Results: This integrated analysis included 78 patients in Korea who received second- or later-line lazertinib. The median OS was 38.9 months; estimated survival rates at 12, 24, and 36 months were 89.5%, 73.9%, and 52.8%, respectively. The cumulative 12-month incidence of central nervous system progression was 9.4%. EGFR-mutant ctDNA was detected in 46 patients (62.2%) at baseline. The presence of ctDNA at baseline significantly predicted progression-free survival (PFS), disease control rate (DCR), and OS. PFS, response rate, and DCR were significantly associated with EGFR-mutant ctDNA clearance at cycle 3; PFS and OS were significantly associated with ctDNA clearance at cycle 5. The safety profile of lazertinib 240 mg/day was consistent with previous findings.

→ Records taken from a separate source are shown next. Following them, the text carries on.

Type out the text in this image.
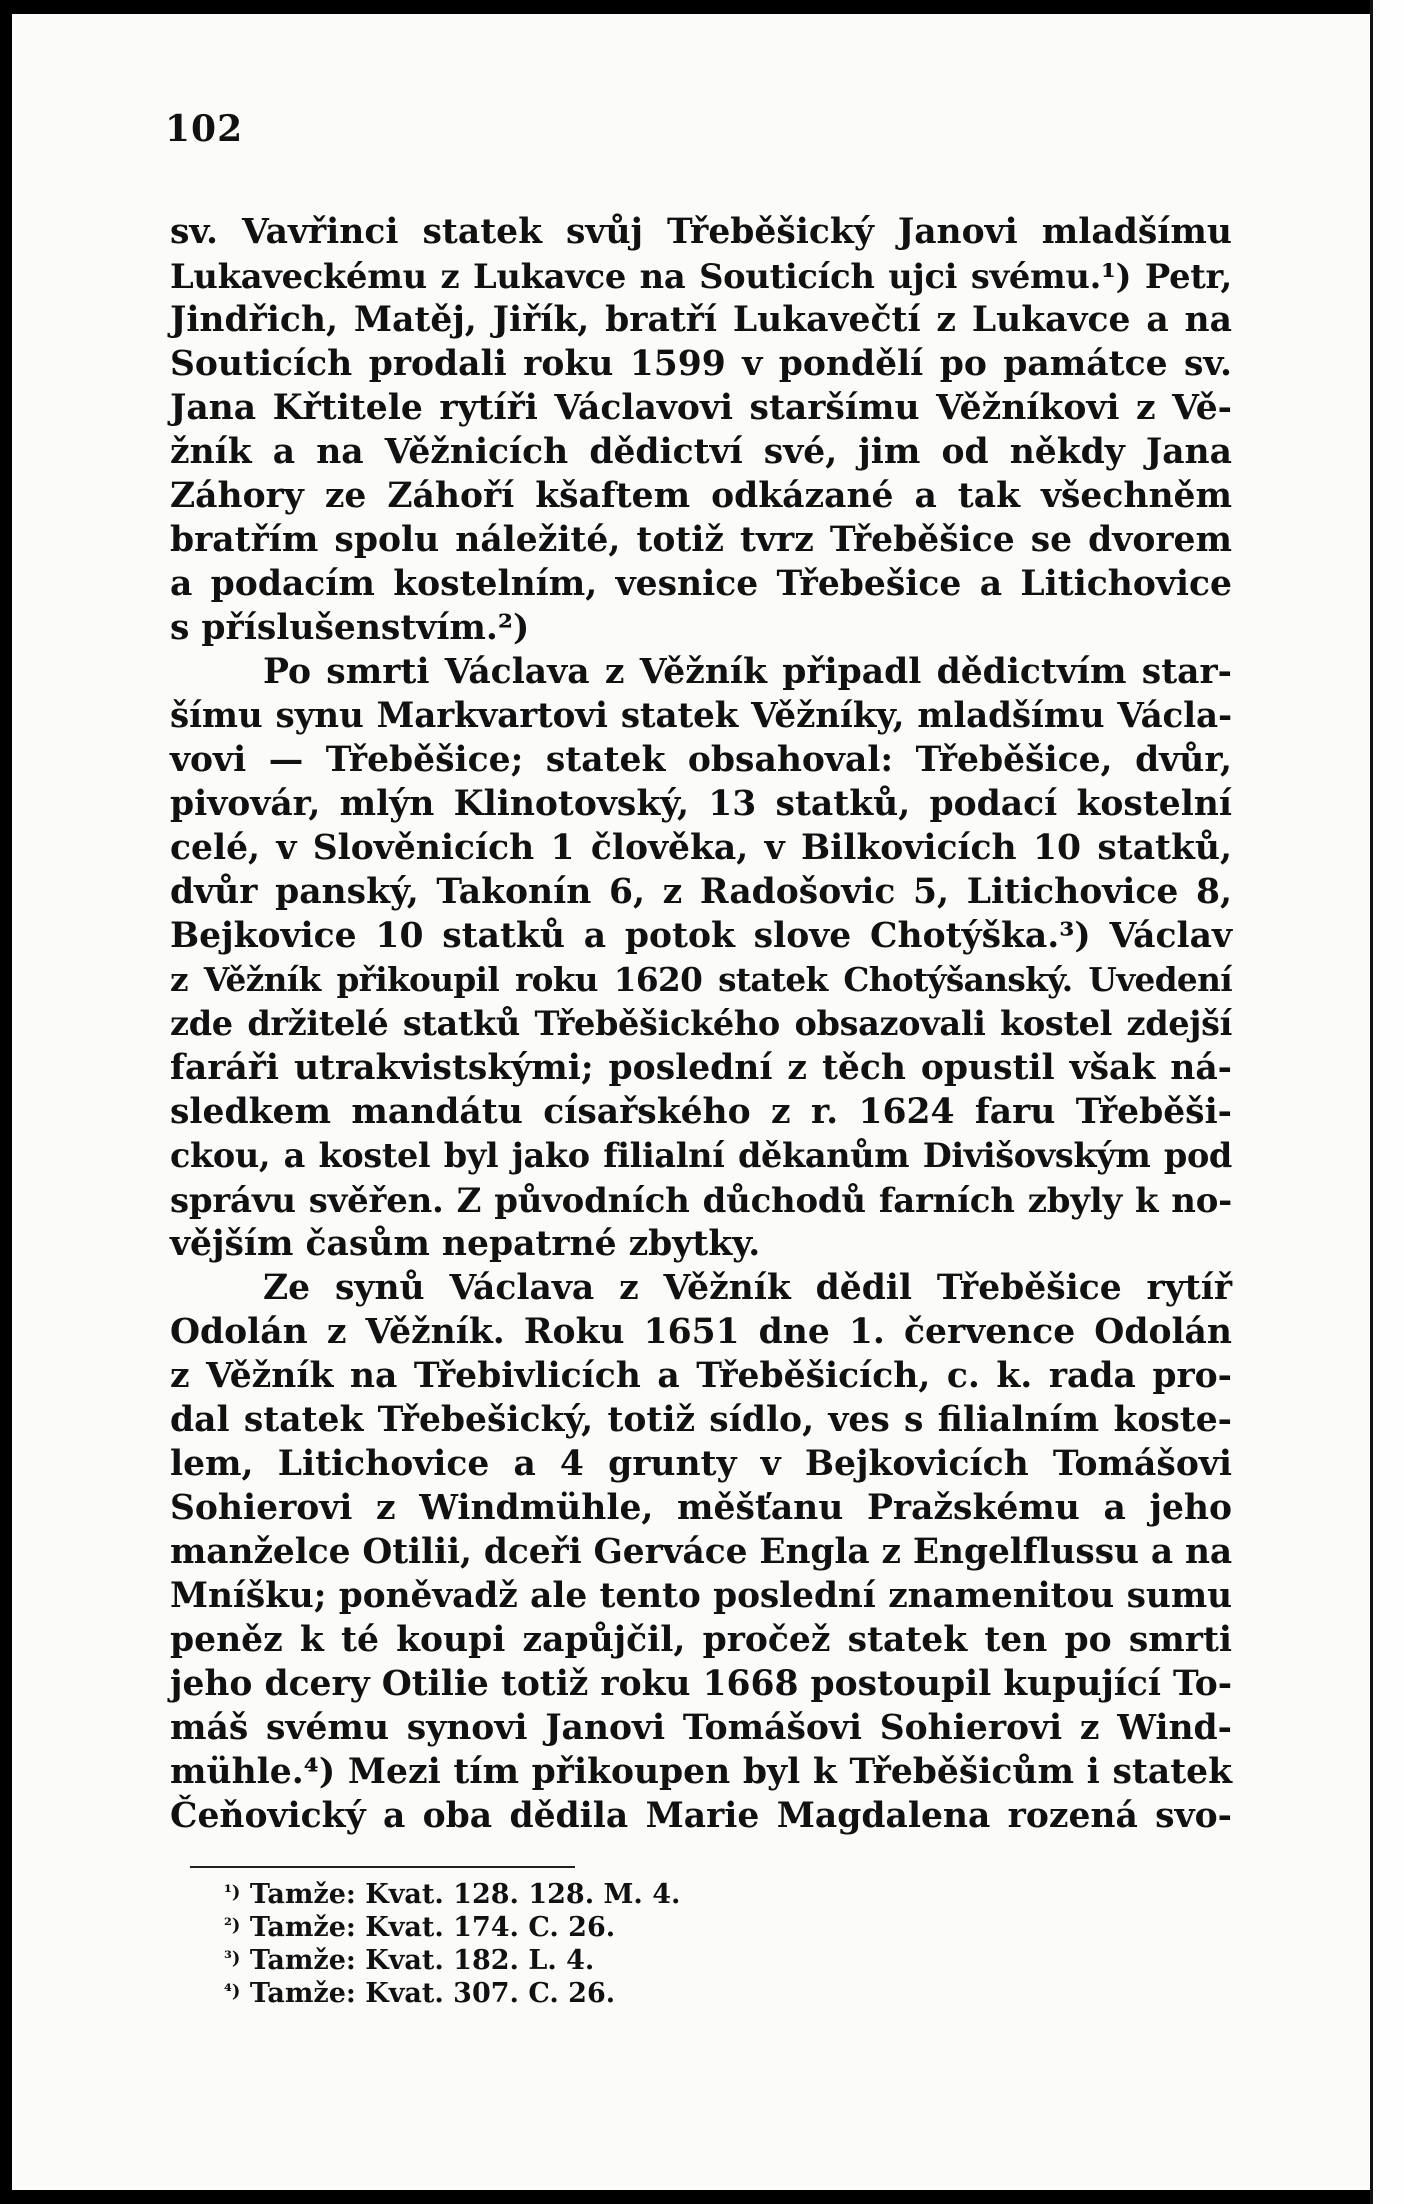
102
sv. Vavřinci statek svůj Třeběšický Janovi mladšímu
Lukaveckému z Lukavce na Souticích ujci svému.¹) Petr,
Jindřich, Matěj, Jiřík, bratří Lukavečtí z Lukavce a na
Souticích prodali roku 1599 v pondělí po památce sv.
Jana Křtitele rytíři Václavovi staršímu Věžníkovi z Vě-
žník a na Věžnicích dědictví své, jim od někdy Jana
Záhory ze Záhoří kšaftem odkázané a tak všechněm
bratřím spolu náležité, totiž tvrz Třeběšice se dvorem
a podacím kostelním, vesnice Třebešice a Litichovice
s příslušenstvím.²)
Po smrti Václava z Věžník připadl dědictvím star-
šímu synu Markvartovi statek Věžníky, mladšímu Václa-
vovi — Třeběšice; statek obsahoval: Třeběšice, dvůr,
pivovár, mlýn Klinotovský, 13 statků, podací kostelní
celé, v Slověnicích 1 člověka, v Bilkovicích 10 statků,
dvůr panský, Takonín 6, z Radošovic 5, Litichovice 8,
Bejkovice 10 statků a potok slove Chotýška.³) Václav
z Věžník přikoupil roku 1620 statek Chotýšanský. Uvedení
zde držitelé statků Třeběšického obsazovali kostel zdejší
faráři utrakvistskými; poslední z těch opustil však ná-
sledkem mandátu císařského z r. 1624 faru Třeběši-
ckou, a kostel byl jako filialní děkanům Divišovským pod
správu svěřen. Z původních důchodů farních zbyly k no-
vějším časům nepatrné zbytky.
Ze synů Václava z Věžník dědil Třeběšice rytíř
Odolán z Věžník. Roku 1651 dne 1. července Odolán
z Věžník na Třebivlicích a Třeběšicích, c. k. rada pro-
dal statek Třebešický, totiž sídlo, ves s filialním koste-
lem, Litichovice a 4 grunty v Bejkovicích Tomášovi
Sohierovi z Windmühle, měšťanu Pražskému a jeho
manželce Otilii, dceři Gerváce Engla z Engelflussu a na
Mníšku; poněvadž ale tento poslední znamenitou sumu
peněz k té koupi zapůjčil, pročež statek ten po smrti
jeho dcery Otilie totiž roku 1668 postoupil kupující To-
máš svému synovi Janovi Tomášovi Sohierovi z Wind-
mühle.⁴) Mezi tím přikoupen byl k Třeběšicům i statek
Čeňovický a oba dědila Marie Magdalena rozená svo-
$^{^1)}$ Tamže: Kvat. 128. 128. M. 4.
$^{^2)}$ Tamže: Kvat. 174. C. 26.
$^{^3)}$ Tamže: Kvat. 182. L. 4.
$^{^4)}$ Tamže: Kvat. 307. C. 26.
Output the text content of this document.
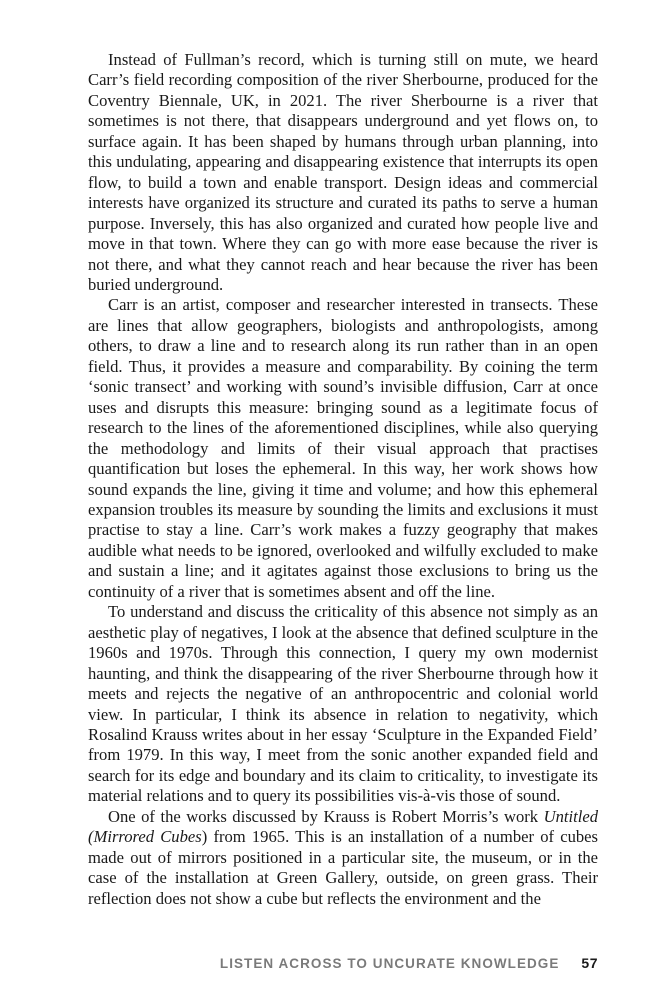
Instead of Fullman’s record, which is turning still on mute, we heard Carr’s field recording composition of the river Sherbourne, produced for the Coventry Biennale, UK, in 2021. The river Sherbourne is a river that sometimes is not there, that disappears underground and yet flows on, to surface again. It has been shaped by humans through urban planning, into this undulating, appearing and disappearing existence that interrupts its open flow, to build a town and enable transport. Design ideas and commercial interests have organized its structure and curated its paths to serve a human purpose. Inversely, this has also organized and curated how people live and move in that town. Where they can go with more ease because the river is not there, and what they cannot reach and hear because the river has been buried underground.

Carr is an artist, composer and researcher interested in transects. These are lines that allow geographers, biologists and anthropologists, among others, to draw a line and to research along its run rather than in an open field. Thus, it provides a measure and comparability. By coining the term ‘sonic transect’ and working with sound’s invisible diffusion, Carr at once uses and disrupts this measure: bringing sound as a legitimate focus of research to the lines of the aforementioned disciplines, while also querying the methodology and limits of their visual approach that practises quantification but loses the ephemeral. In this way, her work shows how sound expands the line, giving it time and volume; and how this ephemeral expansion troubles its measure by sounding the limits and exclusions it must practise to stay a line. Carr’s work makes a fuzzy geography that makes audible what needs to be ignored, overlooked and wilfully excluded to make and sustain a line; and it agitates against those exclusions to bring us the continuity of a river that is sometimes absent and off the line.

To understand and discuss the criticality of this absence not simply as an aesthetic play of negatives, I look at the absence that defined sculpture in the 1960s and 1970s. Through this connection, I query my own modernist haunting, and think the disappearing of the river Sherbourne through how it meets and rejects the negative of an anthropocentric and colonial world view. In particular, I think its absence in relation to negativity, which Rosalind Krauss writes about in her essay ‘Sculpture in the Expanded Field’ from 1979. In this way, I meet from the sonic another expanded field and search for its edge and boundary and its claim to criticality, to investigate its material relations and to query its possibilities vis-à-vis those of sound.

One of the works discussed by Krauss is Robert Morris’s work Untitled (Mirrored Cubes) from 1965. This is an installation of a number of cubes made out of mirrors positioned in a particular site, the museum, or in the case of the installation at Green Gallery, outside, on green grass. Their reflection does not show a cube but reflects the environment and the

LISTEN ACROSS TO UNCURATE KNOWLEDGE 57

Conclusions: Lazertinib is a promising treatment option for patients with EGFR T790M-positive NSCLC following disease progression on prior EGFR-directed TKIs. Patients in LASER201 experienced prolonged OS, regardless of their EGFR mutation, brain metastases, or prior brain radiation status. Clearance of plasma EGFR mutations after lazertinib was associated with patient outcomes.

Trial registration: ClinicalTrials.gov identifier NCT03046992.